In the 1970s and early 1980s when petrol was subsidized in Ghana, some school kids in the Ketu District used to go two round trips into Togo with fuel products before attending school daily.

This Writer, who grew up in a border area, could remember vividly that barrels that were ostensibly for storing water in many households in those days rather contained fuel.

He remembers that taxis plying routes into Togo enlarged their tanks, filled them with fuel, siphoned it in Togo then came back for more. This gave them higher returns than haggling for passengers. It was very difficult curbing fuel smuggling then. It would not be any different now.

Not even a dog trained to track down smugglers by following whiffs of fuel worked. The trend was for the then Border Guard Officers to compromise the law right before the eagle eyes of the duty conscious canine.

At present a smuggler, who is able to get five litres of petrol out of Ghana into Togo makes a profit of about four Ghana Cedis, which is far above the minimum wage and, therefore, makes good economic sense to engage in it.

“They are only being rational. There are no jobs and taking fuel out of the country is better than stealing – a fast business and the yield are good,” an Ex-Sailor, now working for a private security company rationalized.

This is good business indeed, especially since the probability of being arrested is very low. There are simply not enough security personnel to effectively police the country’s borders.

The situation has put Customs and Immigration Officers along the borders in a quandary. To compromise with the fuel smugglers or not to compromise – that is the question.
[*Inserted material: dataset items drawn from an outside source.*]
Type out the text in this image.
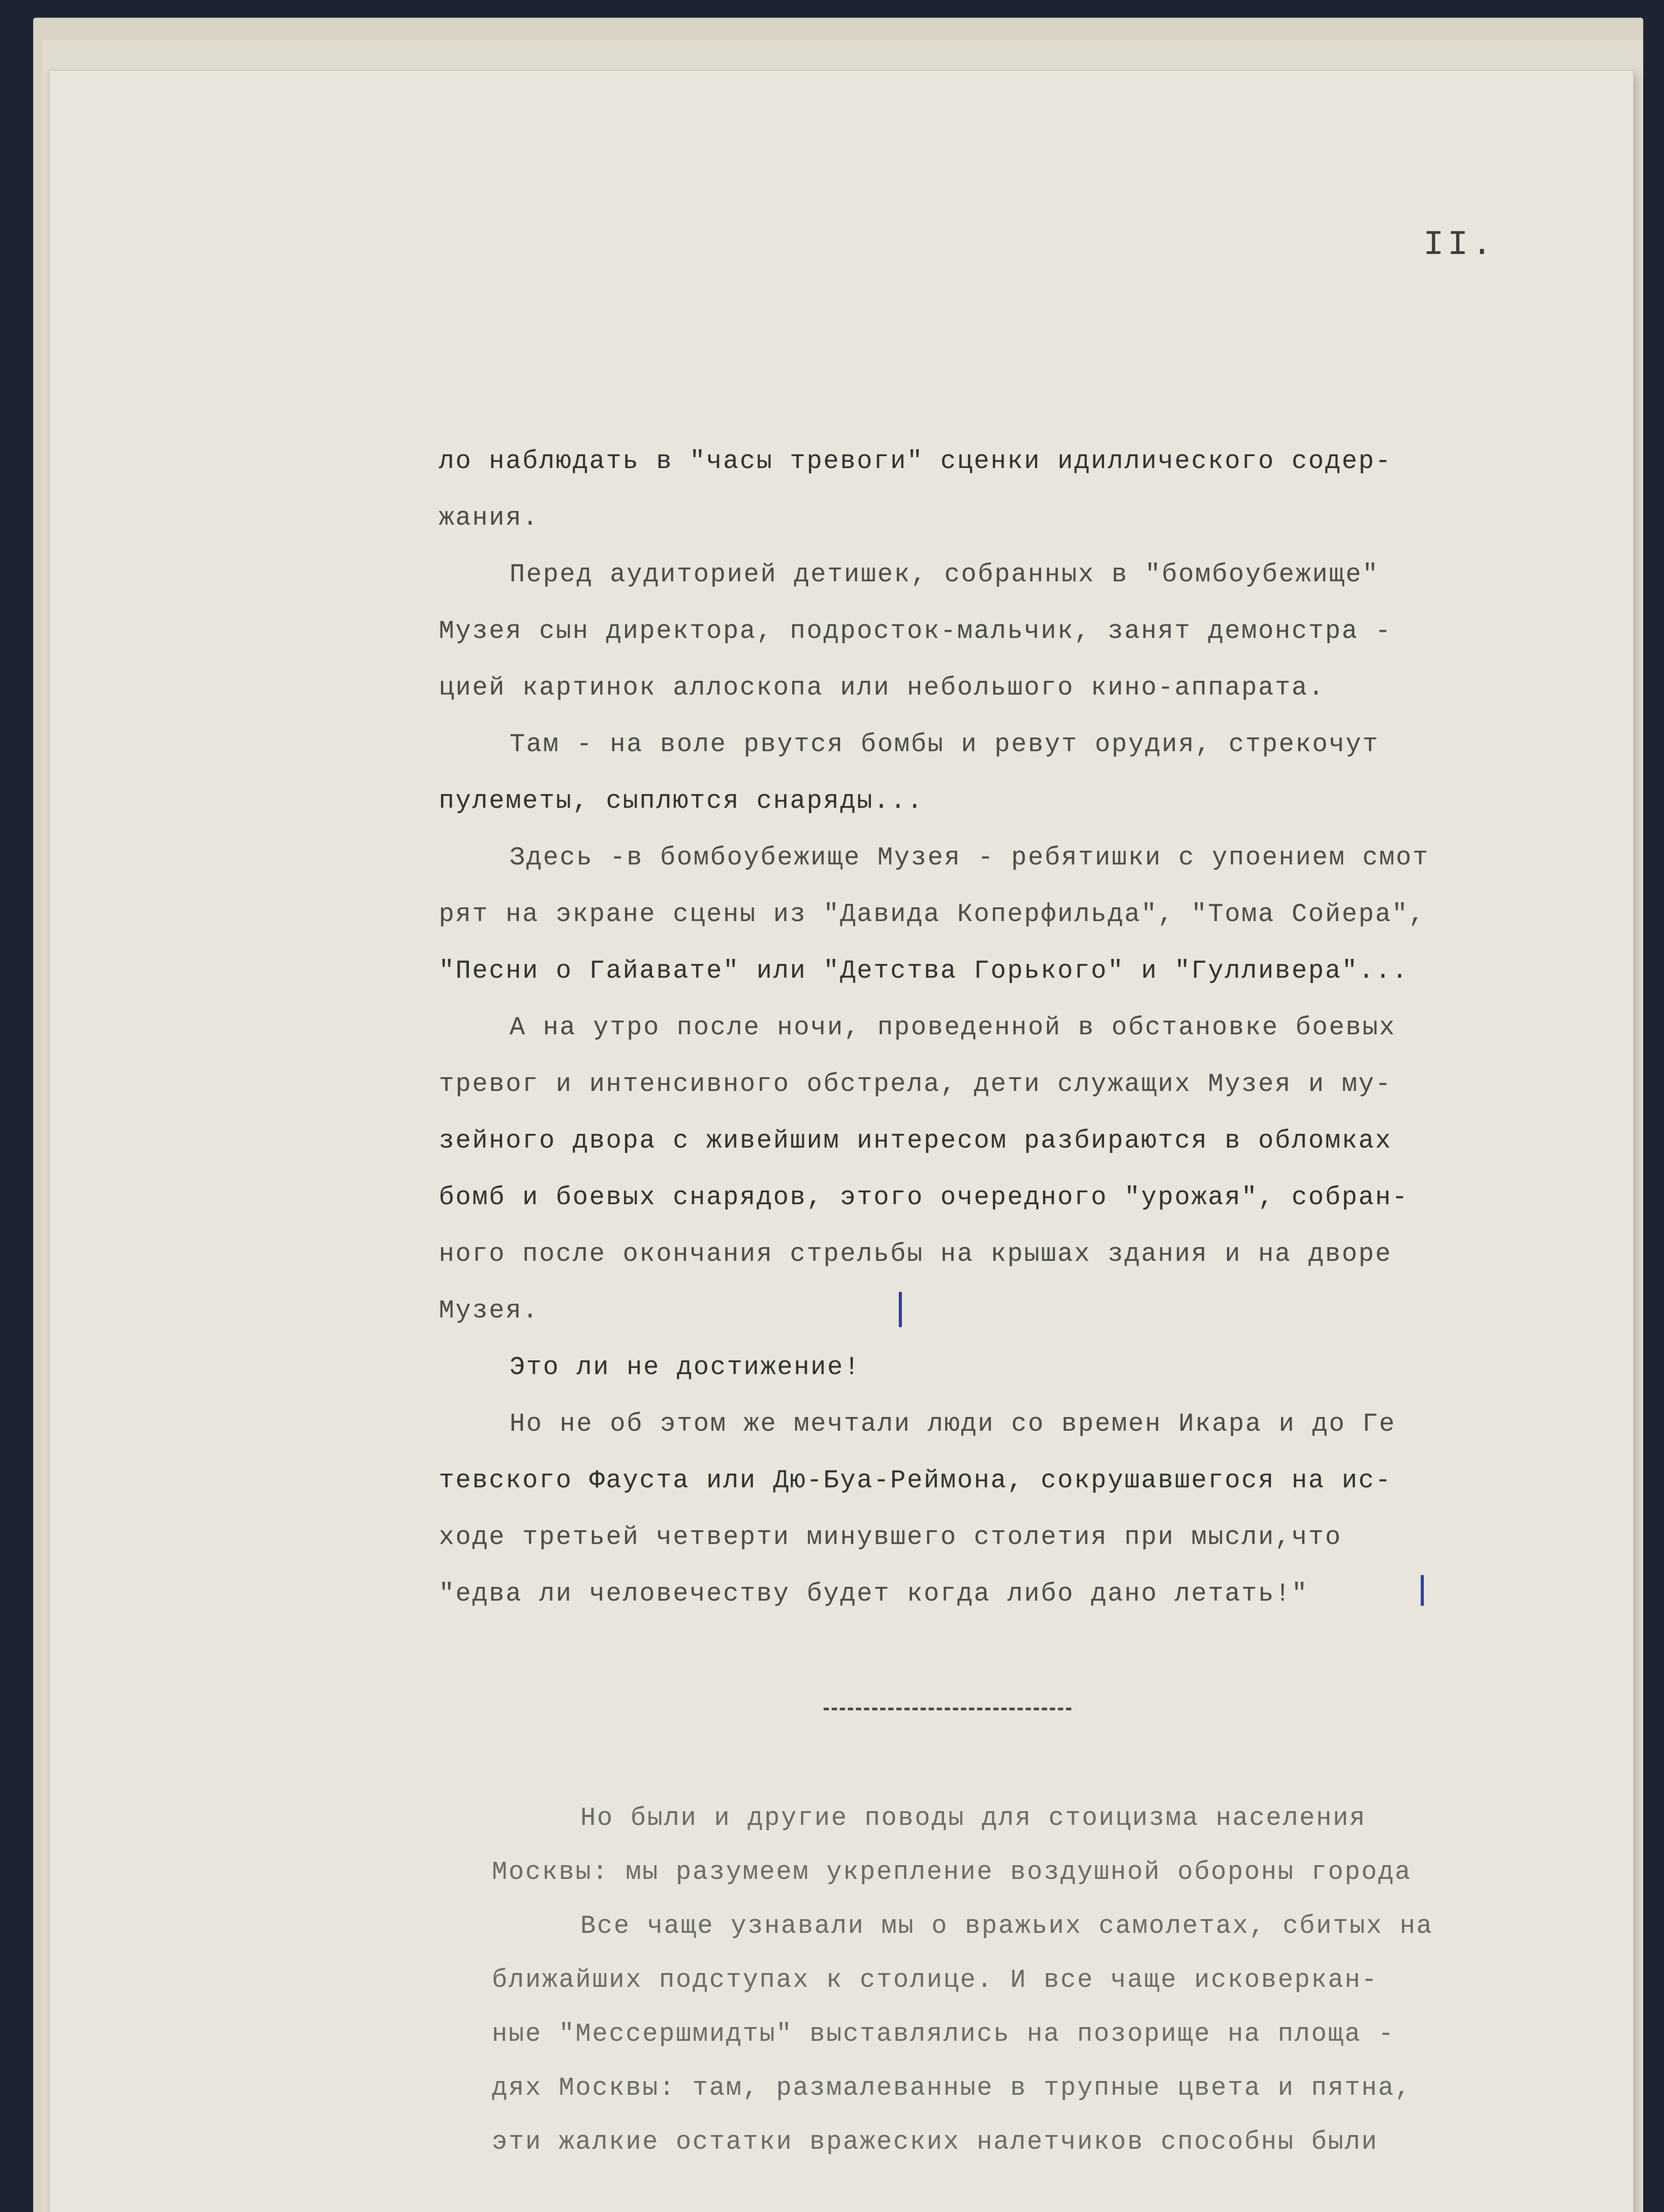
II.
ло наблюдать в "часы тревоги" сценки идиллического содер-
жания.
Перед аудиторией детишек, собранных в "бомбоубежище"
Музея сын директора, подросток-мальчик, занят демонстра -
цией картинок аллоскопа или небольшого кино-аппарата.
Там - на воле рвутся бомбы и ревут орудия, стрекочут
пулеметы, сыплются снаряды...
Здесь -в бомбоубежище Музея - ребятишки с упоением смот
рят на экране сцены из "Давида Коперфильда", "Тома Сойера",
"Песни о Гайавате" или "Детства Горького" и "Гулливера"...
А на утро после ночи, проведенной в обстановке боевых
тревог и интенсивного обстрела, дети служащих Музея и му-
зейного двора с живейшим интересом разбираются в обломках
бомб и боевых снарядов, этого очередного "урожая", собран-
ного после окончания стрельбы на крышах здания и на дворе
Музея.
Это ли не достижение!
Но не об этом же мечтали люди со времен Икара и до Ге
тевского Фауста или Дю-Буа-Реймона, сокрушавшегося на ис-
ходе третьей четверти минувшего столетия при мысли,что
"едва ли человечеству будет когда либо дано летать!"
Но были и другие поводы для стоицизма населения
Москвы: мы разумеем укрепление воздушной обороны города
Все чаще узнавали мы о вражьих самолетах, сбитых на
ближайших подступах к столице. И все чаще исковеркан-
ные "Мессершмидты" выставлялись на позорище на площа -
дях Москвы: там, размалеванные в трупные цвета и пятна,
эти жалкие остатки вражеских налетчиков способны были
The fuel smuggling business has a serious social cost too. Not easily seen though, but this story of a man, who was a successful fuel smuggler in the late seventies and early eighties would give the reader some inkling into the problems that the canker could cause a nation.
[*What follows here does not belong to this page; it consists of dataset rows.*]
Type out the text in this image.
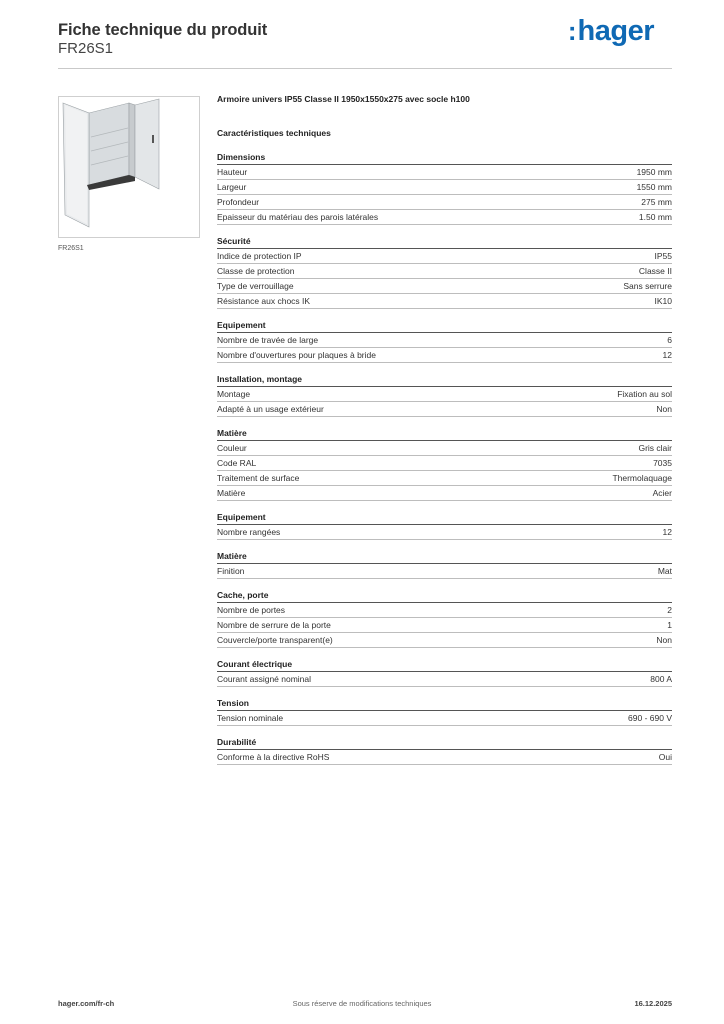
Fiche technique du produit
FR26S1
:hager
FR26S1
Armoire univers IP55 Classe II 1950x1550x275 avec socle h100
Caractéristiques techniques
Dimensions
Hauteur	1950 mm
Largeur	1550 mm
Profondeur	275 mm
Epaisseur du matériau des parois latérales	1.50 mm
Sécurité
Indice de protection IP	IP55
Classe de protection	Classe II
Type de verrouillage	Sans serrure
Résistance aux chocs IK	IK10
Equipement
Nombre de travée de large	6
Nombre d'ouvertures pour plaques à bride	12
Installation, montage
Montage	Fixation au sol
Adapté à un usage extérieur	Non
Matière
Couleur	Gris clair
Code RAL	7035
Traitement de surface	Thermolaquage
Matière	Acier
Equipement
Nombre rangées	12
Matière
Finition	Mat
Cache, porte
Nombre de portes	2
Nombre de serrure de la porte	1
Couvercle/porte transparent(e)	Non
Courant électrique
Courant assigné nominal	800 A
Tension
Tension nominale	690 - 690 V
Durabilité
Conforme à la directive RoHS	Oui
hager.com/fr-ch	Sous réserve de modifications techniques	16.12.2025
Mr Sotonshi Atadi, (not his real name) worked as an attendant at a fuel station in a town some two kilometres away from a border. He got rich, colluding with smugglers. He even bought a tractor. As the cash flowed his social standing rose. He celebrated his new standing by marrying two more wives. The three wives gave him many children.

Then there was policy change and fuel smuggling became unprofitable. Atadi’s kingdom crumbled as he was overwhelmed by his responsibilities.

That is to say fuel smuggling could give a false sense of wellbeing among people in the border areas.

Fuel smuggling attracts many minors and young people whose schooling could be truncated. Their immaturity could lead them into early family life, without any skills, confused by the inflow of fuel cash.

It is in the face of these realities that this Writer would wish to suggest that Ghana fixes fuel prices at parity with her neighbours. It would serve this dear country of ours better; campaign promises notwithstanding.